Defendant alleges that "the actual time that the jury deliberated as a whole constituted jury is unclear from the record." He then argues that there was only a short period of time during which the jury deliberated. Finally, he contends that the jury did not take sufficient time to deliberate as a wholly constituted jury. That contention concerning the time the jury deliberated could have been raised on a direct appeal. Asserting that trial counsel was ineffective in failing to object does not make it a new argument that can now be raised as a ground for PCR. Moreover, even considering the issue within the framework of Strickland, the contention about the jury deliberation is based on speculation and constitutes nothing more than a "bald assertion" that is not supported by the record. See Cummings, 321 N.J. Super. at 170.
Defendant also argues that his trial counsel was ineffective in not making a timely objection to the makeup of the jury. Defendant was Caucasian and he argues that the jury was made up entirely of people who were African-American, except for the alternates. Again, the argument about the makeup of the jury could have been raised on direct appeal, but was not. Furthermore, the only evidence in the record concerning the racial makeup of the jury suggests that four out of the twelve jurors were African-American. Therefore, the record demonstrates that defendant's attorney was not ineffective because there was no legitimate basis to challenge the composition of the jury.

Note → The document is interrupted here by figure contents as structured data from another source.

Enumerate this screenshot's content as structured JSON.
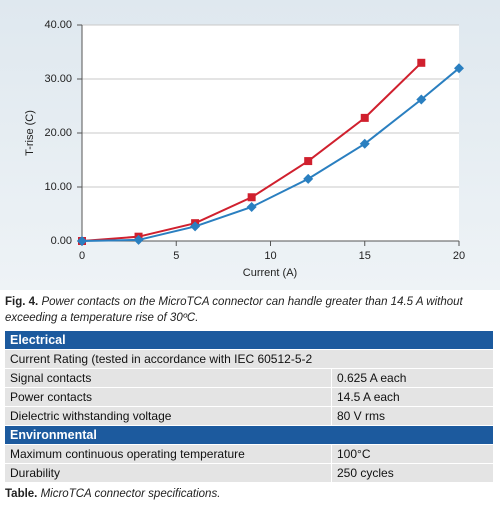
{
  "chart_data": {
    "type": "line",
    "x": [
      0,
      3,
      6,
      9,
      12,
      15,
      18,
      20
    ],
    "series": [
      {
        "color": "#d0202e",
        "marker": "square",
        "values": [
          0,
          0.8,
          3.3,
          8.1,
          14.8,
          22.8,
          33.0,
          null
        ]
      },
      {
        "color": "#2a7fc0",
        "marker": "diamond",
        "values": [
          0,
          0.2,
          2.7,
          6.3,
          11.5,
          18.0,
          26.2,
          32.0
        ]
      }
    ],
    "xlabel": "Current (A)",
    "ylabel": "T-rise (C)",
    "xlim": [
      0,
      20
    ],
    "ylim": [
      0,
      40
    ],
    "xticks": [
      0,
      5,
      10,
      15,
      20
    ],
    "yticks": [
      {
        "value": 0,
        "label": "0.00"
      },
      {
        "value": 10,
        "label": "10.00"
      },
      {
        "value": 20,
        "label": "20.00"
      },
      {
        "value": 30,
        "label": "30.00"
      },
      {
        "value": 40,
        "label": "40.00"
      }
    ],
    "grid": true
  },
  "caption": {
    "label": "Fig. 4.",
    "text": "Power contacts on the MicroTCA connector can handle greater than 14.5 A without exceeding a temperature rise of 30ºC."
  },
  "table": {
    "sections": [
      {
        "title": "Electrical",
        "rows": [
          [
            "Current Rating (tested in accordance with IEC 60512-5-2"
          ],
          [
            "Signal contacts",
            "0.625 A each"
          ],
          [
            "Power contacts",
            "14.5 A each"
          ],
          [
            "Dielectric withstanding voltage",
            "80 V rms"
          ]
        ]
      },
      {
        "title": "Environmental",
        "rows": [
          [
            "Maximum continuous operating temperature",
            "100°C"
          ],
          [
            "Durability",
            "250 cycles"
          ]
        ]
      }
    ]
  },
  "table_caption": {
    "label": "Table.",
    "text": "MicroTCA connector specifications."
  }
}
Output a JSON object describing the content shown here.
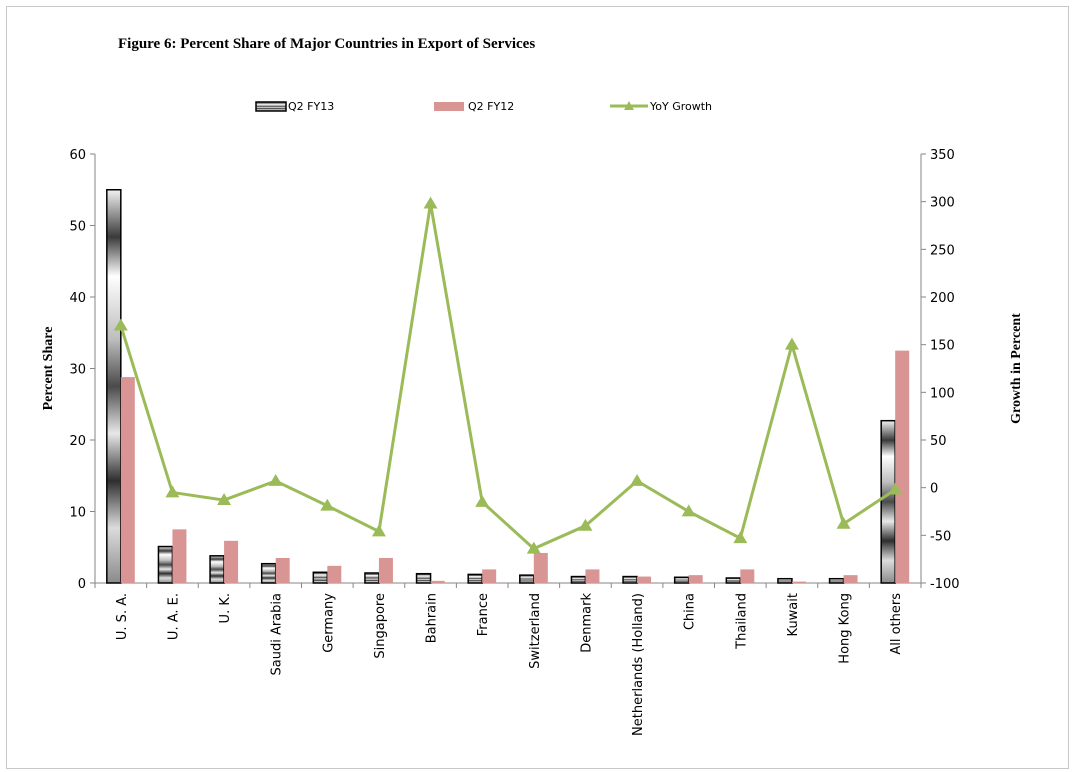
{
  "colors": {
    "q2fy13_fill": "#9e9e9e",
    "q2fy12_fill": "#d99594",
    "growth_line": "#9bbb59",
    "axis": "#868686",
    "frame": "#b0b0b0"
  },
  "chart_data": {
    "type": "bar",
    "title": "Figure 6: Percent Share of Major Countries in Export of Services",
    "ylabel": "Percent Share",
    "y2label": "Growth in Percent",
    "ylim": [
      0,
      60
    ],
    "y2lim": [
      -100,
      350
    ],
    "yticks": [
      0,
      10,
      20,
      30,
      40,
      50,
      60
    ],
    "y2ticks": [
      -100,
      -50,
      0,
      50,
      100,
      150,
      200,
      250,
      300,
      350
    ],
    "grid": false,
    "legend_position": "top",
    "categories": [
      "U. S. A.",
      "U. A. E.",
      "U. K.",
      "Saudi Arabia",
      "Germany",
      "Singapore",
      "Bahrain",
      "France",
      "Switzerland",
      "Denmark",
      "Netherlands (Holland)",
      "China",
      "Thailand",
      "Kuwait",
      "Hong Kong",
      "All others"
    ],
    "series": [
      {
        "name": "Q2 FY13",
        "type": "bar",
        "axis": "left",
        "values": [
          55.0,
          5.1,
          3.8,
          2.7,
          1.5,
          1.4,
          1.3,
          1.2,
          1.1,
          0.9,
          0.9,
          0.8,
          0.7,
          0.6,
          0.6,
          22.7
        ]
      },
      {
        "name": "Q2 FY12",
        "type": "bar",
        "axis": "left",
        "values": [
          28.8,
          7.5,
          5.9,
          3.5,
          2.4,
          3.5,
          0.3,
          1.9,
          4.2,
          1.9,
          0.9,
          1.1,
          1.9,
          0.2,
          1.1,
          32.5
        ]
      },
      {
        "name": "YoY Growth",
        "type": "line",
        "axis": "right",
        "values": [
          170,
          -5,
          -13,
          7,
          -19,
          -46,
          298,
          -15,
          -64,
          -40,
          7,
          -25,
          -53,
          150,
          -38,
          -2
        ]
      }
    ]
  }
}
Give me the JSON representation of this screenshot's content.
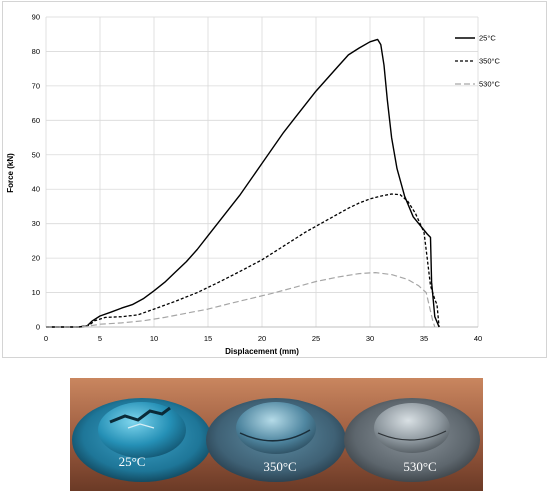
{
  "chart_data": {
    "type": "line",
    "title": "",
    "xlabel": "Displacement (mm)",
    "ylabel": "Force (kN)",
    "xlim": [
      0,
      40
    ],
    "ylim": [
      0,
      90
    ],
    "xticks": [
      "0",
      "5",
      "10",
      "15",
      "20",
      "25",
      "30",
      "35",
      "40"
    ],
    "yticks": [
      "0",
      "10",
      "20",
      "30",
      "40",
      "50",
      "60",
      "70",
      "80",
      "90"
    ],
    "grid": true,
    "legend_position": "top-right",
    "series": [
      {
        "name": "25°C",
        "color": "#000000",
        "style": "solid",
        "points": [
          [
            0,
            0
          ],
          [
            3,
            0
          ],
          [
            3.8,
            0.3
          ],
          [
            4.3,
            1.8
          ],
          [
            5,
            3.2
          ],
          [
            6,
            4.3
          ],
          [
            7,
            5.5
          ],
          [
            8,
            6.5
          ],
          [
            9,
            8.2
          ],
          [
            10,
            10.5
          ],
          [
            11,
            13
          ],
          [
            12,
            16
          ],
          [
            13,
            19
          ],
          [
            14,
            22.5
          ],
          [
            15,
            26.5
          ],
          [
            16,
            30.5
          ],
          [
            17,
            34.5
          ],
          [
            18,
            38.5
          ],
          [
            19,
            43
          ],
          [
            20,
            47.5
          ],
          [
            21,
            52
          ],
          [
            22,
            56.5
          ],
          [
            23,
            60.5
          ],
          [
            24,
            64.5
          ],
          [
            25,
            68.5
          ],
          [
            26,
            72
          ],
          [
            27,
            75.5
          ],
          [
            28,
            79
          ],
          [
            29,
            81
          ],
          [
            30,
            82.8
          ],
          [
            30.7,
            83.5
          ],
          [
            31,
            82
          ],
          [
            31.3,
            76
          ],
          [
            31.6,
            66
          ],
          [
            32,
            55
          ],
          [
            32.5,
            46
          ],
          [
            33.2,
            38
          ],
          [
            34,
            32
          ],
          [
            35.3,
            27
          ],
          [
            35.6,
            26
          ],
          [
            35.7,
            13
          ],
          [
            36,
            3
          ],
          [
            36.4,
            0
          ]
        ]
      },
      {
        "name": "350°C",
        "color": "#000000",
        "style": "dashed",
        "points": [
          [
            0,
            0
          ],
          [
            3,
            0
          ],
          [
            4,
            0.5
          ],
          [
            4.5,
            1.8
          ],
          [
            5.5,
            2.8
          ],
          [
            7,
            3
          ],
          [
            8.5,
            3.5
          ],
          [
            10,
            5.2
          ],
          [
            12,
            7.5
          ],
          [
            14,
            10
          ],
          [
            16,
            13
          ],
          [
            18,
            16.2
          ],
          [
            20,
            19.5
          ],
          [
            22,
            23.5
          ],
          [
            24,
            27.5
          ],
          [
            26,
            31
          ],
          [
            28,
            34.5
          ],
          [
            29,
            36
          ],
          [
            30,
            37.2
          ],
          [
            31,
            38
          ],
          [
            32,
            38.6
          ],
          [
            32.8,
            38.4
          ],
          [
            33.5,
            36.5
          ],
          [
            34.2,
            33
          ],
          [
            35,
            27.5
          ],
          [
            35.3,
            20
          ],
          [
            35.6,
            12
          ],
          [
            36,
            8
          ],
          [
            36.2,
            6.5
          ],
          [
            36.4,
            0
          ]
        ]
      },
      {
        "name": "530°C",
        "color": "#a6a6a6",
        "style": "dashed",
        "points": [
          [
            0,
            0
          ],
          [
            3,
            0
          ],
          [
            4,
            0.3
          ],
          [
            5,
            0.8
          ],
          [
            7,
            1.2
          ],
          [
            9,
            1.8
          ],
          [
            11,
            2.8
          ],
          [
            13,
            4
          ],
          [
            15,
            5.2
          ],
          [
            17,
            6.8
          ],
          [
            19,
            8.3
          ],
          [
            21,
            9.8
          ],
          [
            23,
            11.5
          ],
          [
            25,
            13.2
          ],
          [
            27,
            14.5
          ],
          [
            29,
            15.5
          ],
          [
            30.5,
            15.8
          ],
          [
            32,
            15.2
          ],
          [
            33.5,
            13.8
          ],
          [
            34.5,
            12
          ],
          [
            35.2,
            10
          ],
          [
            35.5,
            6
          ],
          [
            35.8,
            2
          ],
          [
            36,
            0
          ]
        ]
      }
    ]
  },
  "photo": {
    "labels": [
      "25°C",
      "350°C",
      "530°C"
    ]
  }
}
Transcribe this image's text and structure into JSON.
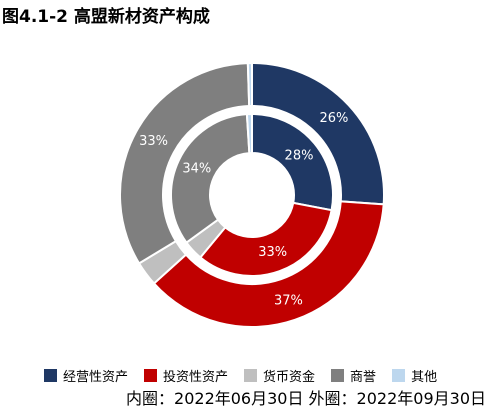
{
  "title": "图4.1-2 高盟新材资产构成",
  "note": "内圈：2022年06月30日 外圈：2022年09月30日",
  "colors": {
    "operating": "#1f3864",
    "investment": "#c00000",
    "cash": "#bfbfbf",
    "goodwill": "#7f7f7f",
    "other": "#bdd7ee"
  },
  "chart_data": {
    "type": "pie",
    "title": "图4.1-2 高盟新材资产构成",
    "categories": [
      "经营性资产",
      "投资性资产",
      "货币资金",
      "商誉",
      "其他"
    ],
    "series": [
      {
        "name": "内圈：2022年06月30日",
        "values": [
          28,
          33,
          4,
          34,
          1
        ],
        "labels": [
          "28%",
          "33%",
          "",
          "34%",
          ""
        ]
      },
      {
        "name": "外圈：2022年09月30日",
        "values": [
          26,
          37,
          3,
          33,
          0.5
        ],
        "labels": [
          "26%",
          "37%",
          "",
          "33%",
          ""
        ]
      }
    ],
    "legend_position": "bottom"
  }
}
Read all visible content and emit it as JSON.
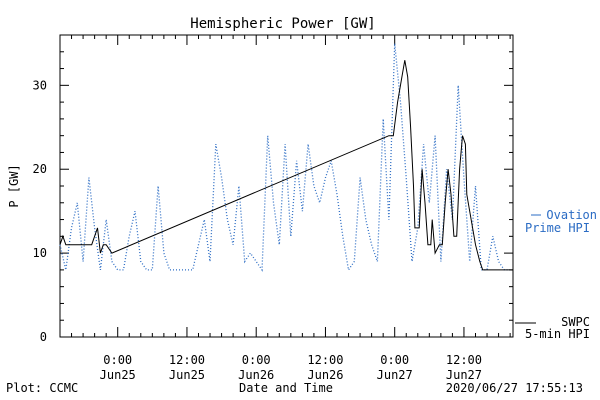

Finally, defendant argues that his sentence was illegal because he was sentenced to continue his civil commitment. An illegal sentence may be grounds for PCR where it "exceeds the maximum penalty provided in the Code for a particular offense" or it is "not imposed in accordance with law." State v. Acevedo, 205 N.J. 40, 45 (2011) (quoting State v. Murray, 162 N.J. 240, 247 (2000)); see also R. 3:22-2(c).
Here, defendant's claim that his sentence is illegal lacks merit. Defendant was civilly committed pursuant to the SVPA before his criminal trial. After his criminal trial, the court sentenced defendant to time served and ordered that defendant's civil commitment would continue. Defendant contends that that sentence could result in an indefinite civil commitment. That contention is without merit. There is no indication in the record that the sentencing court's intent was to extend defendant's civil commitment beyond what the existing civil commitment order contemplated.
Even if defendant's judgment of conviction was interpreted to be an order continuing defendant's civil commitment, that commitment could not be indefinite. Under the SVPA, defendant is entitled to annual review of his civil commitment, see N.J.S.A. 30:4-27.35, and nothing in his judgment of conviction can be construed to prevent that annual review. Thus, defendant's sentence returning him to civil commitment until his next review is not illegal.
Affirmed. I hereby certify that the foregoing is a true copy of the original on file in my office.